The Observer is a Student-run, daily print & online newspaper serving Notre Dame & Saint Mary's. Learn more about us.



Problems with Ryan’s Medicare plan

Adam Newman | Tuesday, September 18, 2012

Mitt Romney’s choice of Paul Ryan has changed the course of the 2012 presidential campaign. The petty campaign issues, like private equity and Solyndra, have been replaced with substantive policy issues, most significantly the future of Medicare, the government run insurance program that covers 50 million seniors.

Medicare was created in 1965 and covers much of, but not all, hospital costs, doctor visits and prescription drug coverage for Americans 65 and older. The importance of Medicare for seniors can easily be understood. The elderly have more diseases and become sick more easily, requiring them to see more physicians, take more prescription drugs, undergo more procedures and use more expensive technology. Before Medicare, retirement and poverty were synonymous, largely due to rising health care costs. Today, Medicare provides seniors with both economic and personal security. I remember my grandparents telling me about leaving the doctor’s office and saying to themselves, “Thank God for Medicare.”

While Medicare represents the best of America, it also represents the worst of America. Rising health care costs and an older population (the population of the program will grow from 50 million in 2010 to 90 million in 2040) has made Medicare the driver of future deficits. Nothing else even comes close. Unfortunately, very little is done to reform the program by Congress, partially due to the need to avoid seniors’ distrust of reform (the statement in 2009 by one senior at a town hall to his local Congressman: “Keep your government hands off my Medicare” symbolizes this distrust perfectly) and a fear of the opposing party unifying and attacking the proposal to score short term political points. This has made Medicare reform political suicide, which makes Ryan very unique for proposing one.

Under Ryan’s plan, called “Premium Support,” the government would give seniors a payment to buy health care insurance instead of acting as a single insurance company. The payments would grow at a rate less than health care cost inflation, leading seniors to become more cautious consumers of health care and lead them to choose more cost-effective plans. They could choose from a number of private plans or choose to stay in the traditional, government-run Medicare program but would most likely have to pay more to stay in it. Sicker and poorer seniors would receive higher payments, and richer and healthier seniors would receive lower payments. Insurance companies would need to provide a minimum set of health benefits and could not deny any senior from choosing their plans. Any person under 55 would be forced into this plan. Anyone above 55 could stay in the current system.
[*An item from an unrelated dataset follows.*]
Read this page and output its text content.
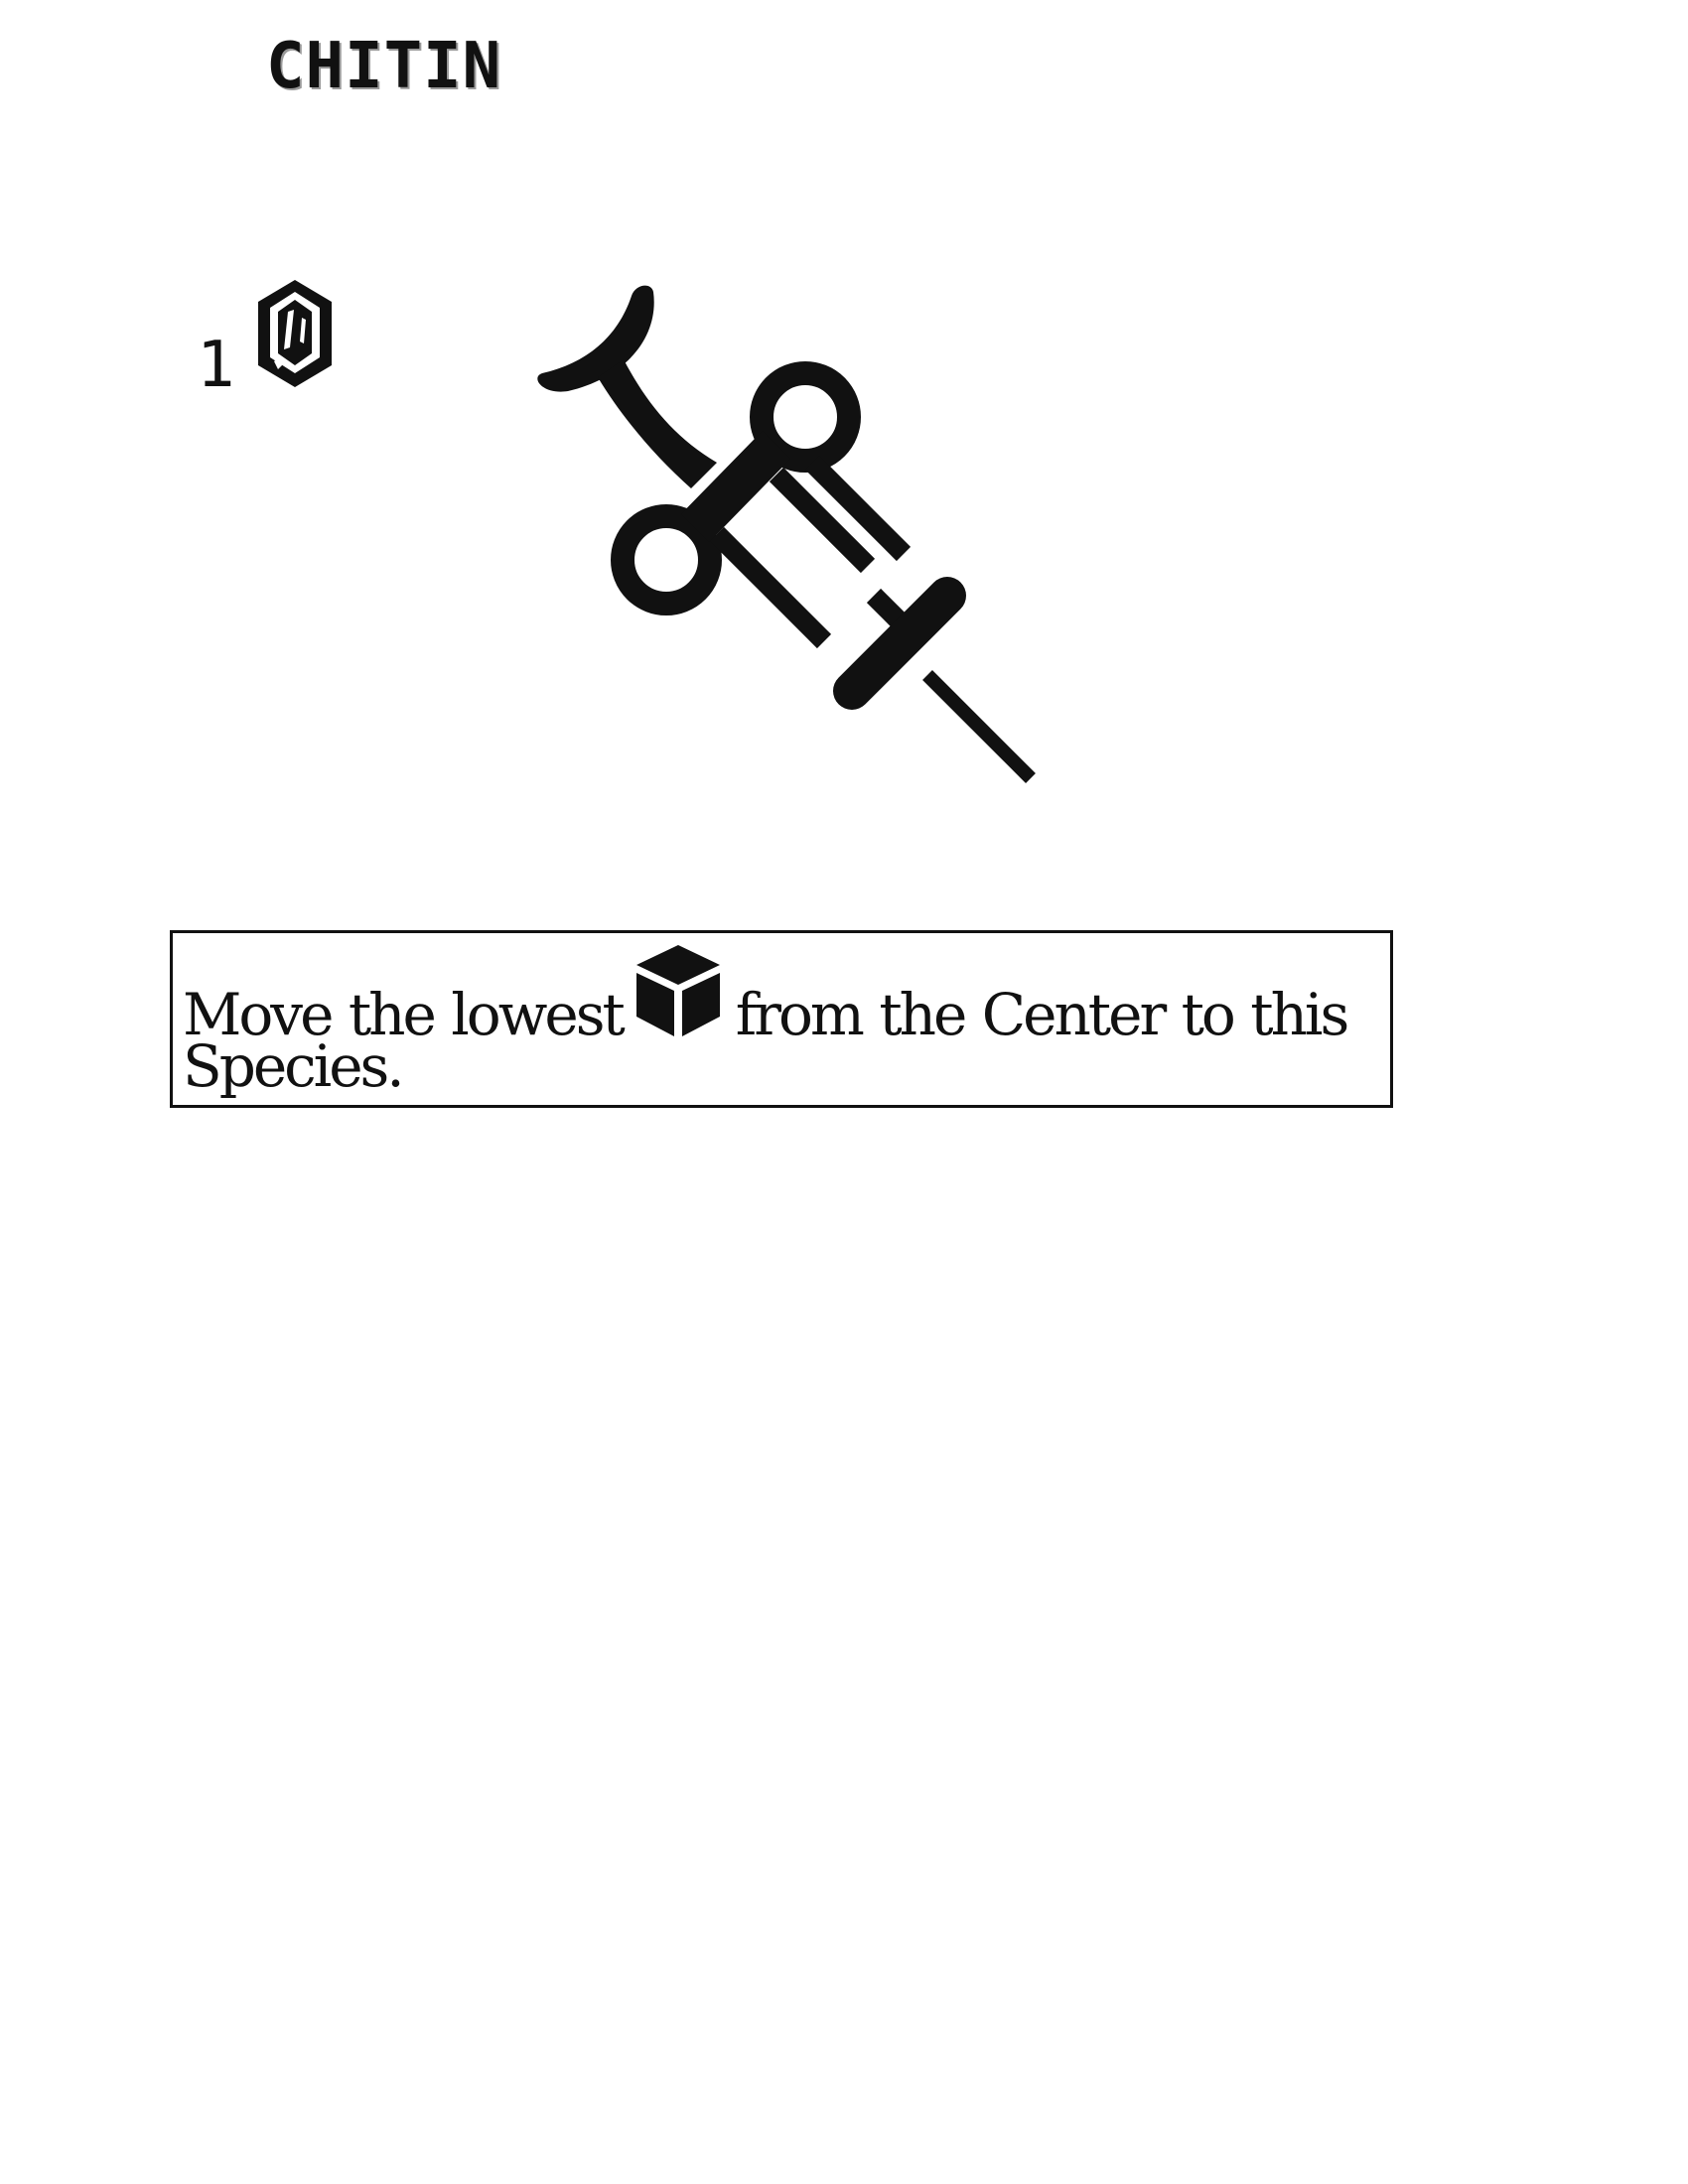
CHITIN
1

Move the lowest from the Center to this Species.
However, major issues exist with Paul Ryan’s plan. The most notable being, because Medicare has more bargaining power to negotiate rates down with physicians and hospitals and lower administrative costs than private plans, seniors will be forced to pay more for health care. The Kaiser Family Foundation, using CBO numbers, found in 2022, when the Ryan Medicare plan would go into effect, overall health care costs would be $5470 higher and seniors would be forced to pay $6240 more, an amount that will increase with time. (Note: This analysis was for Ryan’s 2011 Medicare plan, not his 2012 plan which has some slight changes, but for which no reliable projections exist.)

Also, there is little evidence that private insurers competing amongst one another can drive down health care costs. The best empirical evidence is the Medicare Advantage program, created in 2003, which allows Medicare beneficiaries to have their Medicare benefits administered by a private insurance company.

According to CBO, the average Medicare Advantage beneficiary costs the government 12 percent more than the average beneficiary in the traditional, government run plan, with little evidence as to a difference in quality outcomes.

Perhaps the biggest issue with Ryan’s plan is it may not change how health care is delivered. This is critical, because 30-40 percent of total health care spending is waste that does not make people any better (and often leads to worse outcomes.) Forcing autonomous health care providers to better deliver care in teams, reimbursing based on the quality of care and not the number of services administered and standardizing best practices can help lead to drastically lower costs and higher quality care for seniors.

If Paul Ryan’s reforms cannot lead these changes to occur, then seniors will be forced to pay more and more for their health care, which could make “retirement” and “poverty” synonymous again.

Ryan deserves a profile in courage for working to tackle the Medicare issue that threatens America’s fiscal future. But his plan, driven by his inherent distrust of government, promotes a vision for Medicare that probably will not work.
Regardless, Ryan has started a debate in America of critical importance that is long from over.

Adam Newman is a senior finance major. He can be reached at anewman3@nd.edu

The views expressed in this column are those of the author and not necessarily those of The Observer.